Jetzt waren schon nahe an sechsundsiebenzig Stunden verflossen, seit der Eissturz über das Haus herein brach.

Kellet und sein Nebenmann, der Soldat Pond, schaufelten weiter. Die Tiefe des Schachtes mußte ziemlich die Oberfläche des Meeres erreicht haben, und folglich schwand Mac Nap nun jede Hoffnung.

In weniger als zwanzig Minuten lag der harte Körper, auf dem die Axt getroffen hatte, frei. Es war ein Balken des Daches. Der Zimmermann schwang sich vollends hinunter und beseitigte die schwächeren Latten, so daß eine ausreichende Oeffnung entstand . . .

Da schleppte sich eine kaum erkennbare Gestalt durch die Dunkelheit heran.

Es war die Gestalt Kalumah's!

»Zu Hilfe, zu Hilfe!« rief die Arme mit schwacher Stimme.

Jasper Hobson kletterte durch die Oeffnung. Er schauderte vor Kälte zusammen – das Wasser stieg ihm bis zum Gürtel. Das Dach war nicht, wie man voraus gesetzt, eingebrochen, wohl aber hatte das Haus, entsprechend der Annahme Mac Nap's, den Boden durchschlagen und das Wasser eindringen lassen. Nur der Dachraum, in dem es kaum einen Fuß hoch stand, blieb noch frei davon. Es war noch eine schwache Hoffnung vorhanden! . . . Der Lieutenant wagte sich in die Dunkelheit hinein und traf einen Körper ohne Bewegung. Diesen schleppte er nach der Oeffnung hin, wo ihn Kellet und Pond empfingen und heraus zogen. Es war Thomas Black.

Bald darauf wurde auch Madge aufgefunden. Mittels Seilen, welche man in den Schacht hinab ließ, wurden Beide an die freie Luft empor gezogen.
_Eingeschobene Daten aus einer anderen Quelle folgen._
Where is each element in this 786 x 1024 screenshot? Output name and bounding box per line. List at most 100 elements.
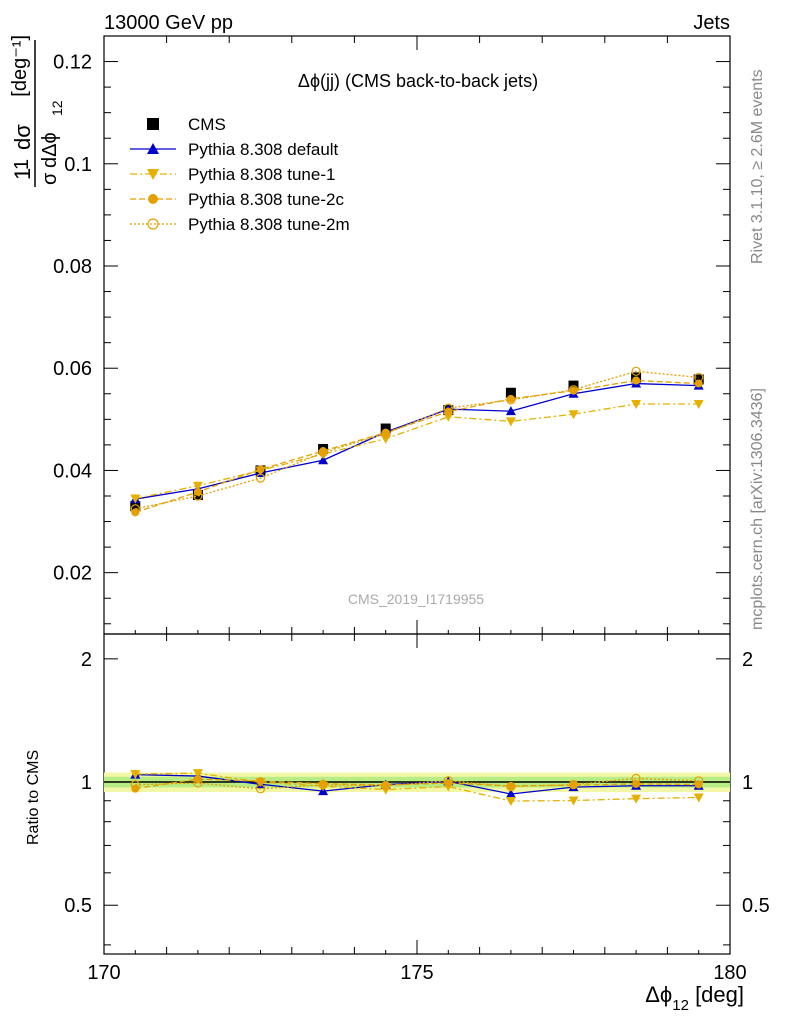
data-point	[505, 387, 516, 398]
legend-label: Pythia 8.308 default	[188, 140, 339, 159]
legend-label: Pythia 8.308 tune-1	[188, 165, 335, 184]
ratio-point	[693, 793, 704, 803]
series-line	[135, 403, 699, 500]
svg-text:dΔϕ: dΔϕ	[39, 132, 61, 168]
legend-label: Pythia 8.308 tune-2m	[188, 215, 350, 234]
data-point	[256, 465, 265, 474]
ratio-tick-label: 2	[81, 649, 92, 671]
main-series	[130, 366, 704, 517]
mcplots-text: mcplots.cern.ch [arXiv:1306.3436]	[749, 388, 766, 630]
legend-marker	[147, 218, 159, 230]
series-2	[130, 400, 704, 504]
header-right: Jets	[693, 12, 730, 34]
legend-item: Pythia 8.308 tune-2m	[130, 215, 350, 234]
ratio-point	[631, 773, 641, 784]
legend-item: Pythia 8.308 tune-1	[130, 165, 335, 184]
ratio-point	[255, 784, 266, 794]
legend-label: CMS	[188, 115, 226, 134]
data-point	[381, 429, 391, 439]
ratio-point	[568, 779, 579, 790]
data-point	[443, 412, 454, 422]
series-line	[135, 370, 699, 510]
svg-text:1: 1	[11, 159, 33, 170]
ratio-series	[130, 769, 704, 807]
ratio-line	[135, 778, 699, 790]
ratio-point	[444, 779, 453, 788]
y-tick-label: 0.12	[53, 52, 92, 74]
svg-text:12: 12	[49, 100, 65, 116]
ratio-tick-label: 1	[742, 772, 753, 794]
ratio-point	[381, 781, 390, 790]
legend-marker	[147, 169, 159, 180]
series-0	[130, 372, 704, 512]
xlabel: Δϕ12 [deg]	[645, 982, 744, 1014]
legend-marker	[147, 118, 159, 130]
axes: 170 175 180 0.02 0.04 0.06 0.08 0.1 0.12 0.5 0.5 1 1…	[53, 36, 770, 984]
ratio-point	[505, 789, 516, 799]
ratio-point	[130, 770, 141, 780]
data-point	[568, 410, 579, 420]
ratio-point	[130, 780, 140, 790]
data-point	[443, 403, 453, 413]
svg-text:dσ: dσ	[10, 124, 35, 150]
data-point	[631, 400, 642, 409]
svg-text:1: 1	[10, 168, 35, 180]
data-point	[568, 385, 579, 395]
data-point	[192, 481, 203, 491]
data-point	[506, 395, 516, 405]
y-tick-label: 0.04	[53, 460, 92, 482]
data-point	[318, 455, 329, 465]
data-point	[693, 374, 704, 385]
data-point	[193, 491, 203, 501]
series-1	[130, 378, 704, 504]
main-ylabel-fraction: 1 dσ σ dΔϕ 12 [deg⁻¹]	[9, 35, 65, 187]
ratio-point	[443, 776, 453, 786]
data-point	[255, 473, 266, 483]
data-point	[632, 376, 641, 385]
data-point	[130, 501, 141, 512]
series-line	[135, 379, 699, 513]
ratio-point	[505, 797, 516, 807]
legend-item: Pythia 8.308 default	[130, 140, 339, 159]
data-point	[694, 372, 704, 383]
data-point	[631, 366, 641, 376]
ratio-point	[381, 781, 391, 791]
ratio-point	[506, 781, 515, 790]
ratio-series-4	[130, 773, 704, 794]
analysis-watermark: CMS_2019_I1719955	[348, 591, 484, 607]
ratio-ylabel: Ratio to CMS	[25, 750, 42, 845]
series-4	[130, 366, 704, 514]
legend-item: Pythia 8.308 tune-2c	[130, 190, 344, 209]
legend-marker	[147, 143, 159, 154]
y-tick-label: 0.02	[53, 563, 92, 585]
legend-marker	[148, 194, 158, 204]
header-left: 13000 GeV pp	[104, 12, 233, 34]
x-tick-label: 170	[87, 962, 120, 984]
svg-text:σ: σ	[39, 172, 61, 185]
ratio-point	[318, 780, 328, 790]
series-3	[131, 376, 703, 517]
ratio-series-3	[131, 775, 703, 793]
ratio-line	[135, 772, 699, 802]
ratio-tick-label: 1	[81, 772, 92, 794]
data-point	[318, 447, 328, 458]
y-tick-label: 0.06	[53, 358, 92, 380]
ratio-point	[193, 778, 203, 788]
data-point	[130, 504, 140, 514]
y-tick-label: 0.08	[53, 256, 92, 278]
ratio-point	[256, 777, 265, 786]
ratio-point	[694, 776, 704, 786]
data-point	[505, 406, 516, 416]
chart-title: Δϕ(jj) (CMS back-to-back jets)	[298, 71, 538, 91]
x-tick-label: 175	[400, 962, 433, 984]
legend-item: CMS	[147, 115, 226, 134]
ratio-point	[569, 781, 578, 790]
ratio-tick-label: 0.5	[742, 895, 770, 917]
svg-text:[deg⁻¹]: [deg⁻¹]	[9, 35, 31, 97]
data-point	[505, 417, 516, 427]
ratio-point	[568, 796, 579, 806]
data-point	[693, 400, 704, 409]
main-ylabel: 1	[11, 159, 33, 170]
x-tick-label: 180	[713, 962, 746, 984]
Noch galt es, Mrs. Paulina Barnett zu retten. Von Kalumah geführt, tastete sich Jasper Hobson durch den ganzen Bodenraum, an dessen Ende er Die, welche er suchte, den Kopf kaum über dem Wasser, auffand. Die Reisende erschien wie todt. Lieutenant Hobson trug sie auf seinen Armen nach der Oeffnung, und wenige Minuten nachher erschienen Alle an der oberen Mündung des Schachtes.

Ringsum standen sie Alle versammelt, die Gefährten der muthigen Frau, doch ihre Verzweiflung raubte ihnen die Sprache.
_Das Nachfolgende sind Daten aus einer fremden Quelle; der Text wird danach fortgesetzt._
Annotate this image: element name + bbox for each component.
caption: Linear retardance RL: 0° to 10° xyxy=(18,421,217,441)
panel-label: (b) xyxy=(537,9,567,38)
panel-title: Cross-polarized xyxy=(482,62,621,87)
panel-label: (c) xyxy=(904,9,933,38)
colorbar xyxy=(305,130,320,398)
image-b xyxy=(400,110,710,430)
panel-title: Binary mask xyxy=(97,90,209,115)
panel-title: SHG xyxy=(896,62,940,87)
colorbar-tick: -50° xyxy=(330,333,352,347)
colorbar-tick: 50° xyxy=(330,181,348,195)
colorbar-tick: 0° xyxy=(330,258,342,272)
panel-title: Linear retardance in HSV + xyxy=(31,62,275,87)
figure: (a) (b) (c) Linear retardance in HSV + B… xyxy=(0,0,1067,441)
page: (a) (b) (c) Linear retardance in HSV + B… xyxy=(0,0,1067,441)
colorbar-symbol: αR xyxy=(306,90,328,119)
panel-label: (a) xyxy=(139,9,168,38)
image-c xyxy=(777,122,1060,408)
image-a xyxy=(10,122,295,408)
Die junge Eskimodin hatte sich, so schwach sie selbst war, über den leblosen Körper der geliebten Freundin geworfen.

Noch athmete Mrs. Paulina Barnett und fühlte man ihren Pulsschlag; als dann die frische Luft durch ihre Lungen einzog, kam sie langsam zum Leben zurück.

Da löste sich ein Aufschrei der Freude aus Aller Brust und stieg ein Ausruf des Dankes zum Himmel, der gewiß da droben gehört wurde.
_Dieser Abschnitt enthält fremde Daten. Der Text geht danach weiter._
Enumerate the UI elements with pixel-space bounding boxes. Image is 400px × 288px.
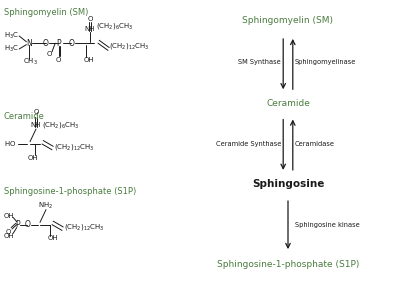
Text: N: N: [26, 39, 32, 48]
Text: Sphingosine: Sphingosine: [252, 179, 324, 189]
Text: OH: OH: [84, 57, 94, 63]
Text: OH: OH: [47, 236, 58, 241]
Text: Ceramide: Ceramide: [4, 112, 45, 121]
Text: Sphingomyelin (SM): Sphingomyelin (SM): [242, 16, 334, 25]
Text: O: O: [43, 39, 49, 48]
Text: $\mathregular{H_3C}$: $\mathregular{H_3C}$: [4, 44, 19, 54]
Text: $\mathregular{H_3C}$: $\mathregular{H_3C}$: [4, 31, 19, 41]
Text: O: O: [55, 57, 61, 63]
Text: $\mathregular{(CH_2)_6CH_3}$: $\mathregular{(CH_2)_6CH_3}$: [42, 120, 79, 130]
Text: Sphingosine-1-phosphate (S1P): Sphingosine-1-phosphate (S1P): [217, 260, 359, 270]
Text: OH: OH: [28, 155, 39, 161]
Text: Ceramide Synthase: Ceramide Synthase: [216, 141, 281, 147]
Text: OH: OH: [4, 233, 15, 239]
Text: $\mathregular{CH_3}$: $\mathregular{CH_3}$: [23, 57, 38, 67]
Text: O: O: [87, 16, 93, 22]
Text: O: O: [69, 39, 75, 48]
Text: P: P: [16, 220, 20, 229]
Text: NH: NH: [85, 26, 95, 32]
Text: Ceramide: Ceramide: [266, 99, 310, 108]
Text: Sphingosine-1-phosphate (S1P): Sphingosine-1-phosphate (S1P): [4, 187, 136, 196]
Text: OH: OH: [4, 213, 15, 219]
Text: $\mathregular{HO}$: $\mathregular{HO}$: [4, 139, 16, 149]
Text: O: O: [46, 51, 52, 57]
Text: Sphingosine kinase: Sphingosine kinase: [295, 222, 360, 228]
Text: P: P: [56, 39, 61, 48]
Text: Ceramidase: Ceramidase: [295, 141, 335, 147]
Text: O: O: [25, 220, 31, 229]
Text: $\mathregular{(CH_2)_{12}CH_3}$: $\mathregular{(CH_2)_{12}CH_3}$: [109, 41, 150, 51]
Text: O: O: [33, 109, 39, 115]
Text: $\mathregular{(CH_2)_{12}CH_3}$: $\mathregular{(CH_2)_{12}CH_3}$: [64, 222, 104, 232]
Text: O: O: [6, 229, 12, 235]
Text: Sphingomyelinase: Sphingomyelinase: [295, 59, 356, 65]
Text: $\mathregular{(CH_2)_{12}CH_3}$: $\mathregular{(CH_2)_{12}CH_3}$: [54, 143, 94, 152]
Text: $\mathregular{NH_2}$: $\mathregular{NH_2}$: [38, 201, 54, 211]
Text: Sphingomyelin (SM): Sphingomyelin (SM): [4, 8, 88, 18]
Text: $\mathregular{(CH_2)_6CH_3}$: $\mathregular{(CH_2)_6CH_3}$: [96, 21, 133, 31]
Text: SM Synthase: SM Synthase: [238, 59, 281, 65]
Text: NH: NH: [31, 122, 41, 128]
Gleichzeitig ward es Tag; die Sonne stieg über dem Horizonte auf und beleuchtete die Scene mit ihren ersten Strahlen.

Mit äußerster Anstrengung erhob sich Mrs. Paulina Barnett; von der Höhe der Lawine schaute sie wie prüfend um sich, und mit seltsamem Tone sagte sie die Worte:

»Das Meer, das Meer!«

Wirklich umrauschte auf beiden Seiten, im Westen und im Osten, das eisfreie Meer die schwimmende Insel!